Vain, spirited, ambitious, and dyed-in-the wool loyalists to the
USA.
They’d gone on to marry equally dynamic women, but in spite of
their friendship- or perhaps, more aptly, because of it- the DOS had seen fit
to keep Tom and Albert apart.

Au Yang, Tom had later learned, had been sentenced to life
imprisonment by the Chinese for his work as a
double-agent
during the War. It didn’t matter that his work for the Americans had in fact
benefitted China. What mattered was that he’d seized the open opportunity on
his own, without express permission from his commanders or his regime. For over
forty years, Au Yang had wasted away in a red block cell until he’d been
granted that unexpected break for freedom and defected instantly to the United
States, where’d he’d sought out his old American ally Tom Mooney.

Tom’s recruitment of Au Yang to the Defense Operations
Service had garnered him many kudos, yet still not enough for Tom to out-pace
his friend Albert Kane’s rise to power within the top-secret organization.
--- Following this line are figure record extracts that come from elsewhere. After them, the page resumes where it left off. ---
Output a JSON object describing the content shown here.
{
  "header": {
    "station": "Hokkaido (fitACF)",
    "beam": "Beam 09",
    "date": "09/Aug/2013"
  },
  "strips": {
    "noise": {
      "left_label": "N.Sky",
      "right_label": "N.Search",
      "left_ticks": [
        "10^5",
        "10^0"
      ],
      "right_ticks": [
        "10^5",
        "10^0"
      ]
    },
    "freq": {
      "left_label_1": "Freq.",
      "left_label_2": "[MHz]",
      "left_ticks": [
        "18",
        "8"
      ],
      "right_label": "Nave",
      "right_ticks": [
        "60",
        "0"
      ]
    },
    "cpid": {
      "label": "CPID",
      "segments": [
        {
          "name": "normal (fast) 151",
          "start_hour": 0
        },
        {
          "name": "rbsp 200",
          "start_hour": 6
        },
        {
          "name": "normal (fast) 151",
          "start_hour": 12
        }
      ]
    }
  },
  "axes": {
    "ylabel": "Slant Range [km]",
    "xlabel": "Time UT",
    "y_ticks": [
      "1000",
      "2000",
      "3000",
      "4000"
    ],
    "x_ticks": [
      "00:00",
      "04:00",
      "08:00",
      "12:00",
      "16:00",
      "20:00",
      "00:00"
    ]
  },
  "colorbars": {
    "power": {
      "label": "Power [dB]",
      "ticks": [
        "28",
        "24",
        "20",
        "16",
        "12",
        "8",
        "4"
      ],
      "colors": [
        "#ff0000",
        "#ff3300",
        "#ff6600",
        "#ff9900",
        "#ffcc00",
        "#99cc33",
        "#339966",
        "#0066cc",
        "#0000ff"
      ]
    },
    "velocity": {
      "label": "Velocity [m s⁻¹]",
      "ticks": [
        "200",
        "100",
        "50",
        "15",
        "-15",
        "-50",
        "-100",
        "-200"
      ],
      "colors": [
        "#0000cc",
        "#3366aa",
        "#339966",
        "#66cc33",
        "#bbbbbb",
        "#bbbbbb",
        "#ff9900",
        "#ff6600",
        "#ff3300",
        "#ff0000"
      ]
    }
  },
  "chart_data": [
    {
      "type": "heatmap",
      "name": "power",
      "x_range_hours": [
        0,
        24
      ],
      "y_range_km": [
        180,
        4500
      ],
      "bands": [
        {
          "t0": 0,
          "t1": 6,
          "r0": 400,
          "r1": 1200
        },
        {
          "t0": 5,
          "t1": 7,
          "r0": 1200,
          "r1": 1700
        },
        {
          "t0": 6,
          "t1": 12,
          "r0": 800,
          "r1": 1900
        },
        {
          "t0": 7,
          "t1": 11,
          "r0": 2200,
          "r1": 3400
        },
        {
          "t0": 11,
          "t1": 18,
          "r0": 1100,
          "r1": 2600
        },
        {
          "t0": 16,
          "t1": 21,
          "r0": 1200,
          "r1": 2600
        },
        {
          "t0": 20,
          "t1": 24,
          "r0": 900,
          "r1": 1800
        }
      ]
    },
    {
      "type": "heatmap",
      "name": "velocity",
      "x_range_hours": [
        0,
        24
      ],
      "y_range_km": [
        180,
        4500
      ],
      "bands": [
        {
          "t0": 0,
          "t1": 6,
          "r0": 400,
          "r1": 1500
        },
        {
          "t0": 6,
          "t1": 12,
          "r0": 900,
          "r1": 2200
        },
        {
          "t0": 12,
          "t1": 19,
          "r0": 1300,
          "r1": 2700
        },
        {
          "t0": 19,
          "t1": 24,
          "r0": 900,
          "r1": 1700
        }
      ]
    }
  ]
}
When
it had been the DOS commander’s brainstorm in 1989 to
hand-pick
those three for their highly classified operation, kingpin Albert Kane had
naturally been put in charge. Though he’d never told Albert so, Tom had
secretly hoped to head up that project. It had been Tom, not Albert after all,
who’d had the Chinese connection. Tom, not Albert, who’d initially recruited Au
Yang to the DOS and could therefore most notably influence his Chinese friend
into participation in their plan.

Having Au Yang’s input was critical to the group’s success.
In order to tackle a global infrastructure, the team would need a non-western
perspective- something Au Yang could quite astutely supply. Particularly as he
was eager to seek revenge against a regime that had held him captive so long his
hair had grown snowy white without him having had the opportunity to observe
that change in a mirror. Not only had he been denied the privilege of his own
reflection, as ghastly as it must have looked at times, Au Yang had also been
prohibited from engaging in human contact with others. Unjustly, he’d been
branded a traitor. And, as such, kept in solitary confinement for more years
than he could count on his fingers and toes two times over. Then came that
fateful night of the fire and the wild rampage down the hall by fleeing
prisoners, one of whom had had the good grace to throw open wide the door to Au
Yang’s cell along his own barreling path to freedom.